Nell’immagine in calce v’è una mia lettura degli ultimi tempi e l’ostensione del santo.
Non intendo cambiare sport giacché amo troppo la corsa, ma salto lo stesso di palo in frasca per scrivere d’altro rispetto a quanto suggerisca l’incipit. Ne Il sorpasso di Dino Risi v’è una scena in cui Gassman dice a Trintignant: «Lo sai qual è l’età più bella? Te lo dico io qual è. È quella che uno c’ha giorno per giorno. Fino a quando schiatta… si capisce». Non posso che sottoscrivere.

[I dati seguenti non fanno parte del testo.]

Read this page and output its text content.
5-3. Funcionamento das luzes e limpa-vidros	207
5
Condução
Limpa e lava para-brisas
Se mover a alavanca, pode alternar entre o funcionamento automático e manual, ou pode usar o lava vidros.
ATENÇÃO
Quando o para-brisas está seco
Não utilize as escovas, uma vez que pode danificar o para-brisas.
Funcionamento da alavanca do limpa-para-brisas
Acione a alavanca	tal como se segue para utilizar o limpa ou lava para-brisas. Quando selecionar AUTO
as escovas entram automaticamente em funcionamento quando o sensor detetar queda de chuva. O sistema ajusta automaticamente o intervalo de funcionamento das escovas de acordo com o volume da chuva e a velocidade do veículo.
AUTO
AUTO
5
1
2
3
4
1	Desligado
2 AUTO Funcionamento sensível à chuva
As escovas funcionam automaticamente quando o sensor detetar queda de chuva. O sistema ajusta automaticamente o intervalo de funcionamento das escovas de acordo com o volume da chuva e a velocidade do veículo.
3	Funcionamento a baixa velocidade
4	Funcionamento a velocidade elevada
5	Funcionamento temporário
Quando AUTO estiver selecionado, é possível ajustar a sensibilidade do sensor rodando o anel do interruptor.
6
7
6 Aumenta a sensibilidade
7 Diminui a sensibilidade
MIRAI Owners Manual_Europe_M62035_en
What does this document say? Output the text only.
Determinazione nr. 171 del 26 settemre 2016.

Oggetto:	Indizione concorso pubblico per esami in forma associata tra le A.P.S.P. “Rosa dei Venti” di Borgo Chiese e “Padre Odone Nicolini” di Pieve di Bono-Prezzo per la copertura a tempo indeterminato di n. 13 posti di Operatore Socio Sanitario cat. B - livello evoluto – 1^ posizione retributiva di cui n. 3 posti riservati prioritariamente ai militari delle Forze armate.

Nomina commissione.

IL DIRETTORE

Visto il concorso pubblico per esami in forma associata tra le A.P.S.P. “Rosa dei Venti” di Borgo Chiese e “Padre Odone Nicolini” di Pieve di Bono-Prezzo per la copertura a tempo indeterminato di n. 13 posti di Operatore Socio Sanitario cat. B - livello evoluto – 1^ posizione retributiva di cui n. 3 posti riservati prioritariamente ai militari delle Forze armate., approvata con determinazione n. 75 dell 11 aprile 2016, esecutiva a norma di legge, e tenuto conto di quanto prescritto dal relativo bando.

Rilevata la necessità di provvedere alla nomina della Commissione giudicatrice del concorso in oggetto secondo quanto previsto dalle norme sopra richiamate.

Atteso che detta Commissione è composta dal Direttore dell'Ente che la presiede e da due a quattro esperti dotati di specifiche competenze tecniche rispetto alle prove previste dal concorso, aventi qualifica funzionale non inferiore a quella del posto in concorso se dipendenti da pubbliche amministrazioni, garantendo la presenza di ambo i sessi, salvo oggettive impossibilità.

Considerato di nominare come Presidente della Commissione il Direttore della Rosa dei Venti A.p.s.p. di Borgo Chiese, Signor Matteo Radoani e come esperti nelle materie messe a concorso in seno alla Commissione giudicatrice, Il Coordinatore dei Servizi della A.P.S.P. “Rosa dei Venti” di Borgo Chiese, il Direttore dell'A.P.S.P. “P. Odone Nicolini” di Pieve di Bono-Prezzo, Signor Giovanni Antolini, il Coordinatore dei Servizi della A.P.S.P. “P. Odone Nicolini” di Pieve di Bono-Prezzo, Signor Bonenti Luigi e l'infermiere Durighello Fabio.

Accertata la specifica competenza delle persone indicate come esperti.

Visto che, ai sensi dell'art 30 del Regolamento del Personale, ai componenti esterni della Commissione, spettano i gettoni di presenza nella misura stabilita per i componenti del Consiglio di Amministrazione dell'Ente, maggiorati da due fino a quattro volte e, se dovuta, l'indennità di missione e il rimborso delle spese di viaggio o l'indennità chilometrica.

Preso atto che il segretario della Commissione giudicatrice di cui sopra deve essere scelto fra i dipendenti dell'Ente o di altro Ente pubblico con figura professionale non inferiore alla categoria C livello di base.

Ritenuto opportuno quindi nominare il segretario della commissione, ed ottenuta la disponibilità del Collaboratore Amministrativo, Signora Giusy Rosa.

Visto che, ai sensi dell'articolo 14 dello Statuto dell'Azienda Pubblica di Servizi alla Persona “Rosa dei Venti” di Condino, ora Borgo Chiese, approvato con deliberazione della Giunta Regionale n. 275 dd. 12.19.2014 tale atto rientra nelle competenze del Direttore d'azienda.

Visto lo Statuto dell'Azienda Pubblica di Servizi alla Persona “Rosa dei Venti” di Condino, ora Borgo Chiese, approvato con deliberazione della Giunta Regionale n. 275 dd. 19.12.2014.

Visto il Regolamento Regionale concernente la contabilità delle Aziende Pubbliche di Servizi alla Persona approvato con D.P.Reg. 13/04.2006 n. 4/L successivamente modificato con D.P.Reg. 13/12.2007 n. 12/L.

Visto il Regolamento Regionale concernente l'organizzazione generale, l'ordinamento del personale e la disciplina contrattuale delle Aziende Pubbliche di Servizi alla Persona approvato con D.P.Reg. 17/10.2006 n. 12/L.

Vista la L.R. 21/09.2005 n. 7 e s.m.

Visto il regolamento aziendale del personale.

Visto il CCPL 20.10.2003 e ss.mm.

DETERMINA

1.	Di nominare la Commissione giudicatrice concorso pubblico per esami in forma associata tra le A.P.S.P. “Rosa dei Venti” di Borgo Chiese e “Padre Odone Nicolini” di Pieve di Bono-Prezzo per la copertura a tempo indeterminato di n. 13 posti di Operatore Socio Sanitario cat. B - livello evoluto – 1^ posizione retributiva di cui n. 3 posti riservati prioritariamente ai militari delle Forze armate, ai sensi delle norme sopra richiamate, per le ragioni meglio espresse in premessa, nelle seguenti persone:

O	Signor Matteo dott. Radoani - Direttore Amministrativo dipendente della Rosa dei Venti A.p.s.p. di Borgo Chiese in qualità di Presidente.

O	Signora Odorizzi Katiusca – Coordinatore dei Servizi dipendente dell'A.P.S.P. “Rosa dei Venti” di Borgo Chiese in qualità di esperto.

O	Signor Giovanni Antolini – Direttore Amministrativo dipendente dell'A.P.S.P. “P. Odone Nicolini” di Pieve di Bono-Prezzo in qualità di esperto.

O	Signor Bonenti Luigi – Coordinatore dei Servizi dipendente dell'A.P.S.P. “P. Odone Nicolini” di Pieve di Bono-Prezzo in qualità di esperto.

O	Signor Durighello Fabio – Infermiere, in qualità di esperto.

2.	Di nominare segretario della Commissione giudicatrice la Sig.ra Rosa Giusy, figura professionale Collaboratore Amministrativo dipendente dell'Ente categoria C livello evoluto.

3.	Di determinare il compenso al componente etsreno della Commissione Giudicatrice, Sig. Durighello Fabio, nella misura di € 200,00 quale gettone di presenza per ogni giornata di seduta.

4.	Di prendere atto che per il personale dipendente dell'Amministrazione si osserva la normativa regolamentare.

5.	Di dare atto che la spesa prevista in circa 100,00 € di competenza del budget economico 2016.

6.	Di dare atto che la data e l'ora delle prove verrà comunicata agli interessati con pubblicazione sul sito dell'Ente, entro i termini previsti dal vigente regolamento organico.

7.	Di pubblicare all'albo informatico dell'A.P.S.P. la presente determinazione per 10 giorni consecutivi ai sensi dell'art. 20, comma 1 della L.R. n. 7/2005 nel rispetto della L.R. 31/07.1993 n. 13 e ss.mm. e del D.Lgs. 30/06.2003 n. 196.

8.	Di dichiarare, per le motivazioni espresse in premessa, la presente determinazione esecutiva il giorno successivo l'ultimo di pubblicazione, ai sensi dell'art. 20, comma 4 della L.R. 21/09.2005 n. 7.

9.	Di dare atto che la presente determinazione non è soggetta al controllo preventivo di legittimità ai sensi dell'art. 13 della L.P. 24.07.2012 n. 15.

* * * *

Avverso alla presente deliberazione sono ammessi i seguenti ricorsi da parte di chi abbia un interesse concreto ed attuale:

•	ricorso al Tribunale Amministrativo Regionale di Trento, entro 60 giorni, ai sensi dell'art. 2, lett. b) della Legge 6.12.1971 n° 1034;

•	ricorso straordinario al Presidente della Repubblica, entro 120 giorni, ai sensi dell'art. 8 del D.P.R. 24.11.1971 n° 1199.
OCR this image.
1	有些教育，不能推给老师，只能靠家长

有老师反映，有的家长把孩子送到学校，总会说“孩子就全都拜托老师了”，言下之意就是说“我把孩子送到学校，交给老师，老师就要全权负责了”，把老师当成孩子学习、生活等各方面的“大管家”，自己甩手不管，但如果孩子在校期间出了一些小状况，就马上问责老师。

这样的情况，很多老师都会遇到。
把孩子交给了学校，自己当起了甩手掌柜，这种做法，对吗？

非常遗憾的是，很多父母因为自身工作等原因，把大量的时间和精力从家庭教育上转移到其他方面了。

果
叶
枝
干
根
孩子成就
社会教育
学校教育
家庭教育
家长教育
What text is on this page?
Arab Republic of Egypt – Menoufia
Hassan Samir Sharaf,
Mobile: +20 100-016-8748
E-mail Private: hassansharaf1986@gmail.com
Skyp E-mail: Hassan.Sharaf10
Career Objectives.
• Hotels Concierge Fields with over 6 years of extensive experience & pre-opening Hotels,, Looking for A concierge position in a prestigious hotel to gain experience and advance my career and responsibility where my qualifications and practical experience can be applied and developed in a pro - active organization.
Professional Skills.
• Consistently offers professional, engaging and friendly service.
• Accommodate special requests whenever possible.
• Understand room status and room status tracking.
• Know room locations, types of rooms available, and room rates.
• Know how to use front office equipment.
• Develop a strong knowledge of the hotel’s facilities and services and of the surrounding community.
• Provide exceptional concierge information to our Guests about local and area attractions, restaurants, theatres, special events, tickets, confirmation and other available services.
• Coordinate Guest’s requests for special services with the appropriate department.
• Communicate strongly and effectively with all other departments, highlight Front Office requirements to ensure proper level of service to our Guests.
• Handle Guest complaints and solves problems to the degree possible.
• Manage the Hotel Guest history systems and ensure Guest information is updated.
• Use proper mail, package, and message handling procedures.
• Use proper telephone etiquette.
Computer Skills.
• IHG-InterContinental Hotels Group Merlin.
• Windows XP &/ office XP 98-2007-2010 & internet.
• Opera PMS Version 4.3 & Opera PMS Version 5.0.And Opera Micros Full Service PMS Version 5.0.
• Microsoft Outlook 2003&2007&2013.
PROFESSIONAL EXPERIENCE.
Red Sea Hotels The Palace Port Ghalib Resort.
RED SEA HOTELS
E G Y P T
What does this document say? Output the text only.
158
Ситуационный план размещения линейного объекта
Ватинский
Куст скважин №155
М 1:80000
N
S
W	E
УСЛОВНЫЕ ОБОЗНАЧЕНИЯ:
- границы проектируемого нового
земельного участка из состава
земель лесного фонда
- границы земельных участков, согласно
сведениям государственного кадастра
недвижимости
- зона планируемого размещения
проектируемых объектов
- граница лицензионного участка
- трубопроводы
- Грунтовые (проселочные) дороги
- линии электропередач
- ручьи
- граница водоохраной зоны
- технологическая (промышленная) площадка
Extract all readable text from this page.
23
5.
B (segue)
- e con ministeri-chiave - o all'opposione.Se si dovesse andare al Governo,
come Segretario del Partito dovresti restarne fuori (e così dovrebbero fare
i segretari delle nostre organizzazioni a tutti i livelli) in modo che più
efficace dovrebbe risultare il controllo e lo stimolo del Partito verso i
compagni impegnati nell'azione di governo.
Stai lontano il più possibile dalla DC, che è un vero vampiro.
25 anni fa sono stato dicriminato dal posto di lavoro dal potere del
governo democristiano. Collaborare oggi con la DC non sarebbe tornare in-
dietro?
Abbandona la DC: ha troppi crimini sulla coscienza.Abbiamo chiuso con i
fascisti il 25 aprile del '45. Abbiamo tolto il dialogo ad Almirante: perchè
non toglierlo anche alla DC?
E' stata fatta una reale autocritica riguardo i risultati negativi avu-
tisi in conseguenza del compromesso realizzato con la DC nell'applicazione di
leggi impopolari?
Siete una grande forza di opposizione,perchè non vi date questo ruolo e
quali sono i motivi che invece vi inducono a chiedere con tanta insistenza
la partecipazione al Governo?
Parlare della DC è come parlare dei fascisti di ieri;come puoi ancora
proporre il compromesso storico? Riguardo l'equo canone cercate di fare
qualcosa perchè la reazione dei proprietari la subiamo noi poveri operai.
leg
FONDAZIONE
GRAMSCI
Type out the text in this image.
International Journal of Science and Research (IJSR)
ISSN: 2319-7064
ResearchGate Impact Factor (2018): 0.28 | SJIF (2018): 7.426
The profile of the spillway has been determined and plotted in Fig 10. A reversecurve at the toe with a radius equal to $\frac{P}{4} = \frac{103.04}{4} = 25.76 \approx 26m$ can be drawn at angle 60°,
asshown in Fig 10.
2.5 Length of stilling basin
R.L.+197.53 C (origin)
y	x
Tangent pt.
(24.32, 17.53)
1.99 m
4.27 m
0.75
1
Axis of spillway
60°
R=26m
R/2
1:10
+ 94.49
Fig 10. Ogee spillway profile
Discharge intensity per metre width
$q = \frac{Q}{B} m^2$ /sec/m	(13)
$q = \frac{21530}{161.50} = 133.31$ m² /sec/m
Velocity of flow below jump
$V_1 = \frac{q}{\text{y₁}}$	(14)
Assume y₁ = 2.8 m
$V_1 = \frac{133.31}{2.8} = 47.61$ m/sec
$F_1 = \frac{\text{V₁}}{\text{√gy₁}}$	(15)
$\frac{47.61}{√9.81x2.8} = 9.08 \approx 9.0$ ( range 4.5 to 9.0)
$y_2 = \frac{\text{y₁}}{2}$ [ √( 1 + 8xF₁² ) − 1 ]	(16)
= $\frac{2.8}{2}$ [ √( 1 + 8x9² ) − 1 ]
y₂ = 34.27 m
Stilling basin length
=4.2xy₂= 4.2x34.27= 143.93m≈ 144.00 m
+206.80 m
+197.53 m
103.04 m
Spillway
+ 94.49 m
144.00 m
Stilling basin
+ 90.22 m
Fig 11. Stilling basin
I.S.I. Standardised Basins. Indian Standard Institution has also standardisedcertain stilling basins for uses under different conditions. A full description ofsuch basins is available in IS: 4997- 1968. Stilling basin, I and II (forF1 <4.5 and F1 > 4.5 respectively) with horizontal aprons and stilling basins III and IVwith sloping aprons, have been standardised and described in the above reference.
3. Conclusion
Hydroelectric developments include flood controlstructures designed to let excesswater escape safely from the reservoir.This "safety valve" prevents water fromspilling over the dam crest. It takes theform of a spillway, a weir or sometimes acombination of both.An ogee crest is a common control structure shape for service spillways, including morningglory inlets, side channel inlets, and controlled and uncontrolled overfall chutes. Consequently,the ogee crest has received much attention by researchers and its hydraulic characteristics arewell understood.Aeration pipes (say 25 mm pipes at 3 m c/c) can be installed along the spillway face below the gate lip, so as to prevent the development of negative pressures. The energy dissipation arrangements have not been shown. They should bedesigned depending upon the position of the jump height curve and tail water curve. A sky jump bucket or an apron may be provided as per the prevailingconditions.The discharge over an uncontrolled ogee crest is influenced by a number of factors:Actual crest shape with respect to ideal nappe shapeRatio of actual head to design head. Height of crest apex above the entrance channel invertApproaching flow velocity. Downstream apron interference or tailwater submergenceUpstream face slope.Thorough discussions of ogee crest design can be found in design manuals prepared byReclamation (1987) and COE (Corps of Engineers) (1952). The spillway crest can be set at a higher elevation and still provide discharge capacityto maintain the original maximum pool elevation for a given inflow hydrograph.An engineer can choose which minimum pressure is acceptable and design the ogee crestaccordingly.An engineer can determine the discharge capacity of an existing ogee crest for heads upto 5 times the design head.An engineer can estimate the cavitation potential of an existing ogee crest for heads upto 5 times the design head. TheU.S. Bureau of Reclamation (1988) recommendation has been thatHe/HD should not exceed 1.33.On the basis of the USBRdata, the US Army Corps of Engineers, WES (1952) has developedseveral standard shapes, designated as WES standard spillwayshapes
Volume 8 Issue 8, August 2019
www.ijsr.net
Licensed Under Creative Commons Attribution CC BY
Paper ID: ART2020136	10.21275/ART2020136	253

Quali grandi nostalgie dovrei nutrire e allevare a detrimento dell’avvenire, ma soprattutto del presente? Amo il passato nella misura in cui sappia echeggiare al di fuori del tempo, quando non si faccia tenaglia né prigione, bensì rifulga come paradigma da superare, eguagliare da cui trarre ispirazione. A me tutto ciò pare banale, però lo scrivo ugualmente.
Mi torna in mente la storia di un monaco buddhista che una volta si recò da un dottore. Il medico disse al monaco che aveva un cancro e il monaco chiese: “Cos’è il cancro?”. Allora il dottore rispose: “Significa che morirai”. Il monaco si mise a ridere e se ne andò in ragione delle sue riflessioni sulla cosiddetta “impermanenza”. Secondo me questo aneddoto spiega come la propria visione della realtà, quella maturata dentro e fuori di sé, plasmi la realtà stessa laddove l’individuo ha possibilità di manovra, ossia nel modo di reagire agli eventi. Come si lega tutto questo con eventuali nostalgie? Pari pari come la risata del monaco alla diagnosi infausta.